Tucked away under the overpass to Queen’s Wharf is the latest eatery to give the Hunter Street mall a go: The Basement. It’s hard to pigeon-hole this place; it’s part bar, part tapas joint. Just when you think it might be Mediterranean, you look at the menu and see ceviche and sushi on offer. It’s best not to formalise things, just go with the flow.
And that’s certainly the vibe that they seem to be going for. It's open with windows and doors on two sides. It's intimate, but without being pokey. The colours are muted and dark with wood tables, candles and exposed brick. The space is small – only around 50 would fit with tables inside and out. And really easy going. It’s definitely got that tapas bar feel – don’t come here for formal dining. But that doesn’t mean you can’t expect great food, because the Basement has it in bucket loads.
A main feature of the space is the bar. It’s also where you order your food – no table service here. Two ceiling-high Roman columns along with an inbuilt wine rack that takes up one wall, covered in ivy leaves, definitely lend itself to a Mediterranean feel. That and the fact that the Gypsy Kings are playing on the stereo.
Despite it being a Monday night, there are plenty of people around. It’s summer so we all become morning and night people all at once. To celebrate making through a Monday, I try a Coconut Key cocktail with spiced rum, peach brandy and lychee liqueur with agave, pineapple, mint and lime, all served in a fresh young coconut. It’s delicious and refreshing and the idea of the coconut is quirky until I have to hold it and my hands become all slimey. I think it would work just as well in a glass. But maybe with a little umbrella.
To feed starving bellies, a quick request of polenta chips with shaved manchego and a creamy mustardy aioli are ordered pronto. The chips are crispy and fluffy and much lighter than the potato variety, but still as hearty. Beef carpaccio served with toast is creamy and bold. Pickled artichokes, Manchego and whole cloves of confit garlic make it a delicious way to graze. Garlic prawns come with toasted baguette slices and have an almost nutty flavouring. The shaved toasted coconut may well be the culprit. With big slices of garlic and a hint of chilli they are super tasty.

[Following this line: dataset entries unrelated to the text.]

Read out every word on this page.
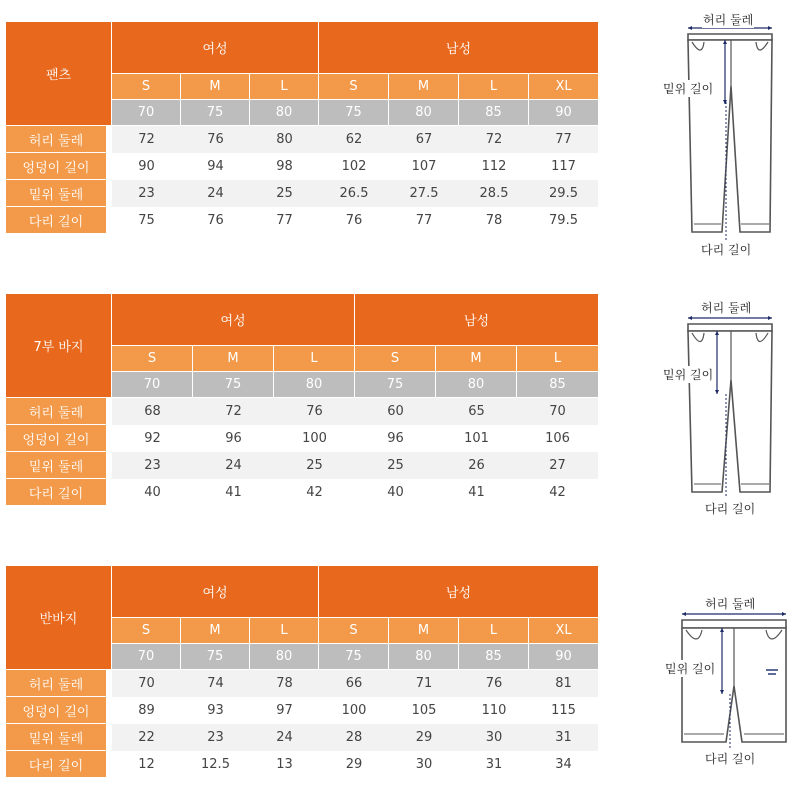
팬츠	여성			남성			
	S	M	L	S	M	L	XL
	70	75	80	75	80	85	90
허리 둘레	72	76	80	62	67	72	77
엉덩이 길이	90	94	98	102	107	112	117
밑위 둘레	23	24	25	26.5	27.5	28.5	29.5
다리 길이	75	76	77	76	77	78	79.5
7부 바지	여성			남성		
	S	M	L	S	M	L
	70	75	80	75	80	85
허리 둘레	68	72	76	60	65	70
엉덩이 길이	92	96	100	96	101	106
밑위 둘레	23	24	25	25	26	27
다리 길이	40	41	42	40	41	42
반바지	여성			남성			
	S	M	L	S	M	L	XL
	70	75	80	75	80	85	90
허리 둘레	70	74	78	66	71	76	81
엉덩이 길이	89	93	97	100	105	110	115
밑위 둘레	22	23	24	28	29	30	31
다리 길이	12	12.5	13	29	30	31	34
허리 둘레
밑위 길이
다리 길이
허리 둘레
밑위 길이
다리 길이
허리 둘레
밑위 길이
다리 길이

A lazy sushi dish packs a punch. Raw kingfish is tossed with vegetables and avocado and served with crispy rice paper, seaweed and fruit. The fresh fish is sweet and succulent. Lots of fresh and crispy vegetables in a creamy sauce provides texture and the toasted sesame adds an earthy flavour. The strawberries are a bit weird though and don’t really add anything to the plate but colour.
Avocado tartare is a take on a classic ceviche. The fish flesh is firm and robust. Peanuts, red onion and avocado add creaminess, nuttiness, and zest. It’s not the best for sharing, but it provides a lovely bite for each. A big plate of hummus with minced meat and flatbread arrives. It smells meaty but there’s no tomato salad accompanying it as advertised. Super hot bread straight from pan is sweet and yeasty, like a doughnut.
Portions are small, but satisfying for two, and since we have a party of three there’s room for dessert. Arabic knafe is basically cheese baked in kataifi (a vermicelli-like pastry). It’s drenched in hibiscus syrup (which tastes quite lemony) and is covered in pistachios. It seems like such an odd thing for dessert but it works so well – with crunch, sweetness, creaminess, sourness and saltiness all in one.
The Basement has come along at the right time – it’s summer, the days are longer and Novocastrians are ready to venture into the more exotic when it comes to cuisine.